Sokkasson could feel the airship lifting, and he feigned interest in the view from the glassed side of the chart room.

In a wheezy voice, Franks spoke of their devious route across the Mediterranean and down the Red Sea, matters already agreed upon. He added that his troopers had stowed the cargo.

Sokkasson brought himself to look into the ravaged face. “What cargo is that?”

“A secret cargo.
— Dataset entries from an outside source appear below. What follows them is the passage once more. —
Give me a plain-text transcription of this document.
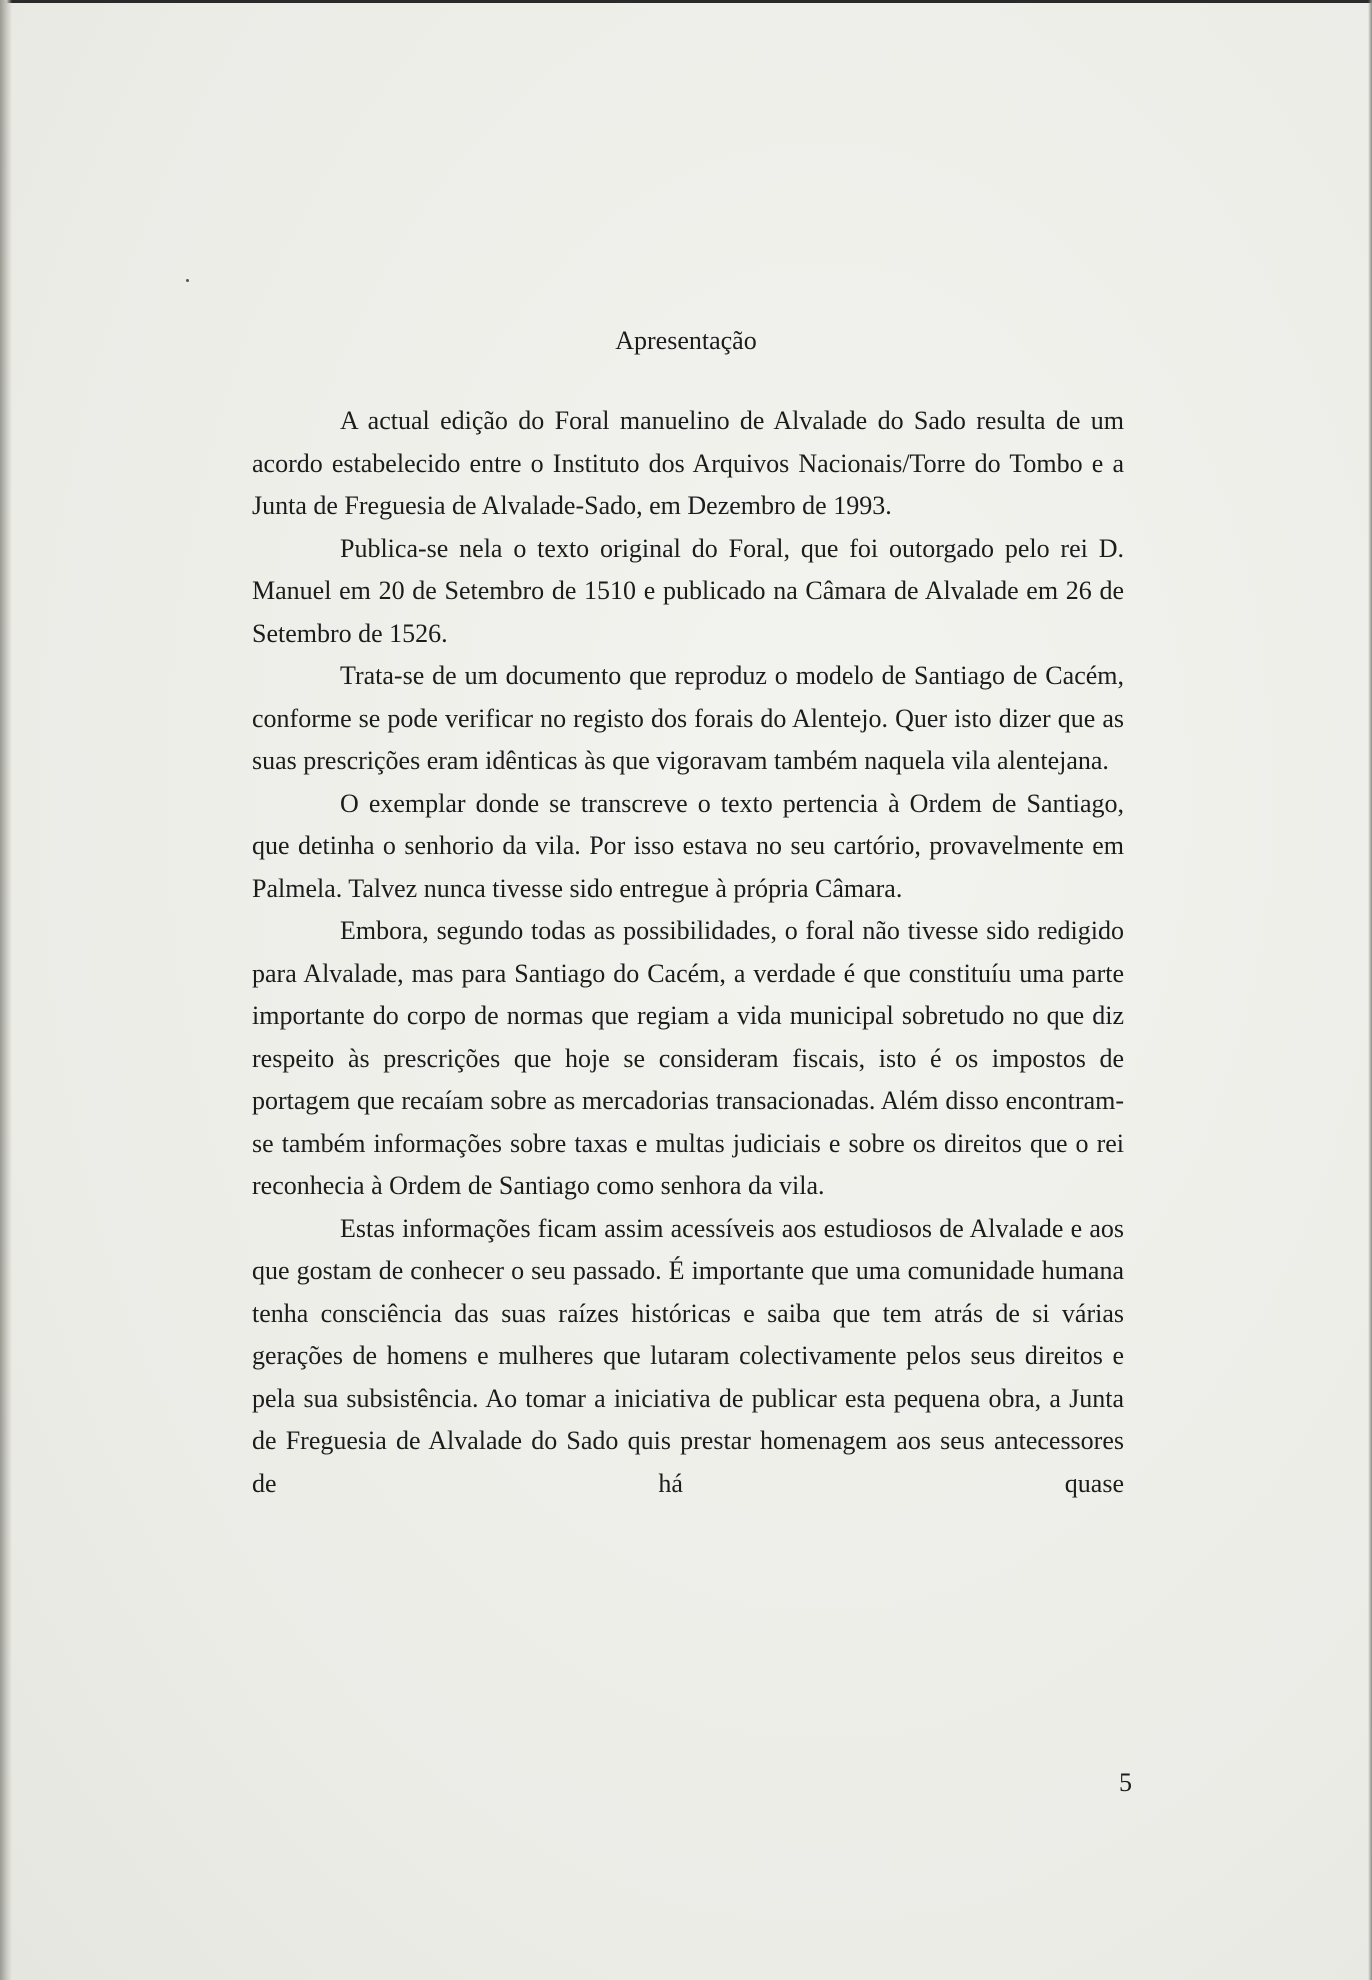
Apresentação

A actual edição do Foral manuelino de Alvalade do Sado resulta de um acordo estabelecido entre o Instituto dos Arquivos Nacionais/Torre do Tombo e a Junta de Freguesia de Alvalade-Sado, em Dezembro de 1993.

Publica-se nela o texto original do Foral, que foi outorgado pelo rei D. Manuel em 20 de Setembro de 1510 e publicado na Câmara de Alvalade em 26 de Setembro de 1526.

Trata-se de um documento que reproduz o modelo de Santiago de Cacém, conforme se pode verificar no registo dos forais do Alentejo. Quer isto dizer que as suas prescrições eram idênticas às que vigoravam também naquela vila alentejana.

O exemplar donde se transcreve o texto pertencia à Ordem de Santiago, que detinha o senhorio da vila. Por isso estava no seu cartório, provavelmente em Palmela. Talvez nunca tivesse sido entregue à própria Câmara.

Embora, segundo todas as possibilidades, o foral não tivesse sido redigido para Alvalade, mas para Santiago do Cacém, a verdade é que constituíu uma parte importante do corpo de normas que regiam a vida municipal sobretudo no que diz respeito às prescrições que hoje se consideram fiscais, isto é os impostos de portagem que recaíam sobre as mercadorias transacionadas. Além disso encontram-se também informações sobre taxas e multas judiciais e sobre os direitos que o rei reconhecia à Ordem de Santiago como senhora da vila.

Estas informações ficam assim acessíveis aos estudiosos de Alvalade e aos que gostam de conhecer o seu passado. É importante que uma comunidade humana tenha consciência das suas raízes históricas e saiba que tem atrás de si várias gerações de homens e mulheres que lutaram colectivamente pelos seus direitos e pela sua subsistência. Ao tomar a iniciativa de publicar esta pequena obra, a Junta de Freguesia de Alvalade do Sado quis prestar homenagem aos seus antecessores de há quase

5
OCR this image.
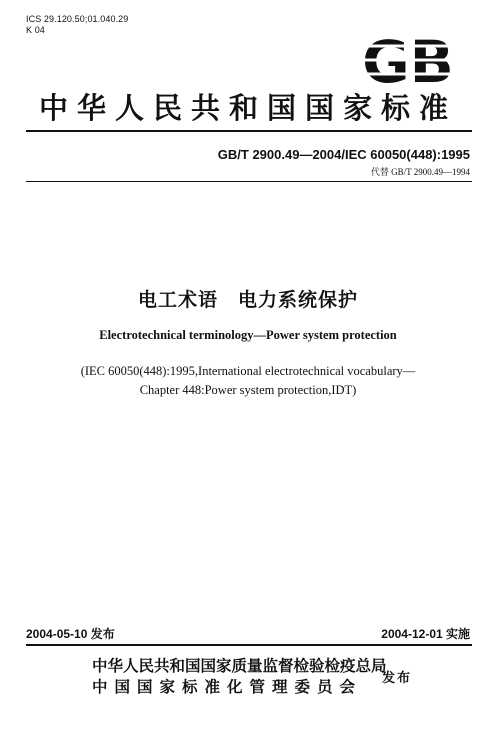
ICS 29.120.50;01.040.29
K 04	GB
中华人民共和国国家标准
GB/T 2900.49—2004/IEC 60050(448):1995
代替 GB/T 2900.49—1994
电工术语　电力系统保护
Electrotechnical terminology—Power system protection
(IEC 60050(448):1995,International electrotechnical vocabulary—
Chapter 448:Power system protection,IDT)
2004-05-10 发布	2004-12-01 实施
中华人民共和国国家质量监督检验检疫总局
中国国家标准化管理委员会	发布
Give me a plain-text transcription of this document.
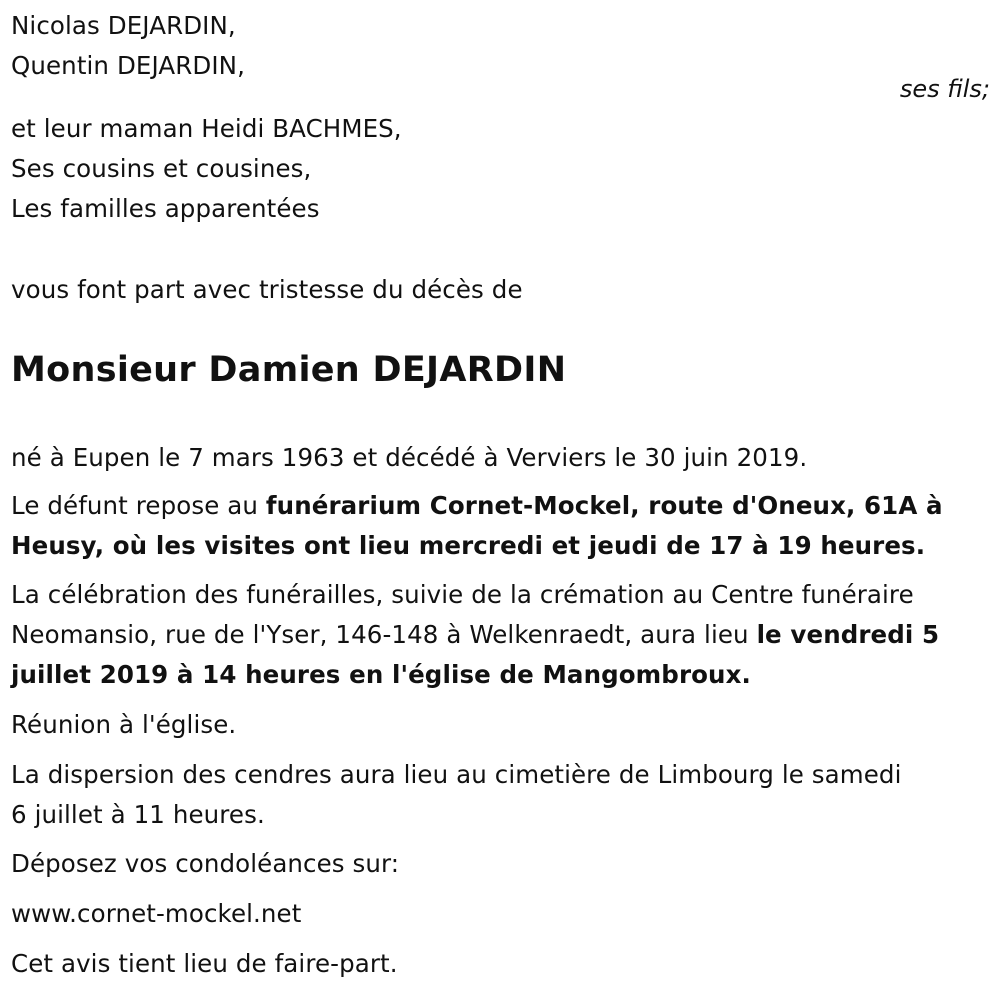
Nicolas DEJARDIN,
Quentin DEJARDIN,
ses fils;
et leur maman Heidi BACHMES,
Ses cousins et cousines,
Les familles apparentées
vous font part avec tristesse du décès de
Monsieur Damien DEJARDIN
né à Eupen le 7 mars 1963 et décédé à Verviers le 30 juin 2019.
Le défunt repose au funérarium Cornet-Mockel, route d'Oneux, 61A à
Heusy, où les visites ont lieu mercredi et jeudi de 17 à 19 heures.
La célébration des funérailles, suivie de la crémation au Centre funéraire
Neomansio, rue de l'Yser, 146-148 à Welkenraedt, aura lieu le vendredi 5
juillet 2019 à 14 heures en l'église de Mangombroux.
Réunion à l'église.
La dispersion des cendres aura lieu au cimetière de Limbourg le samedi
6 juillet à 11 heures.
Déposez vos condoléances sur:
www.cornet-mockel.net
Cet avis tient lieu de faire-part.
Kept from those within the Imperium who are seeking an accommodation with the Moors.”

Sokkasson snorted at this. The Moorish fanatics did not compromise. “A bribe, then?”

The Imperial won his struggle for breath. “You are picturing treasure, Captain. You wonder about taking it.”

Franks shook his head. “Imagine a relic instead, imagine a gift for their holy men in Mecca.”

Sokkasson frowned. There was something amiss here, but he could not find it. Nor could he see how to ask what part a dying man might play in all this.

“And what of you?” he ventured finally.

“The Imperium called for a volunteer,” the Colonel managed after a rattling cough. “Someone to deliver a message.”

“And how will you get home?”

The sunken eyes glittered. “You think I will be coming home?”

* * *

The propellers were stilled and they drifted through the night in silence. It was part of the plan to wait above the city. Franks had assured Sokkasson the Moors were expecting a secret ambassador and would guide his craft to a landing next morning.

Suddenly awake, Franks felt his dream slipping away. He had opened a trapdoor onto the wind and the trackless waters below. Perhaps it was the secret cargo that must be jettisoned rather than falling into Moorish hands.

It had been explained to him how to connect these wires and battery to their baleful payload. They said he would feel nothing as dawn came early to Mecca.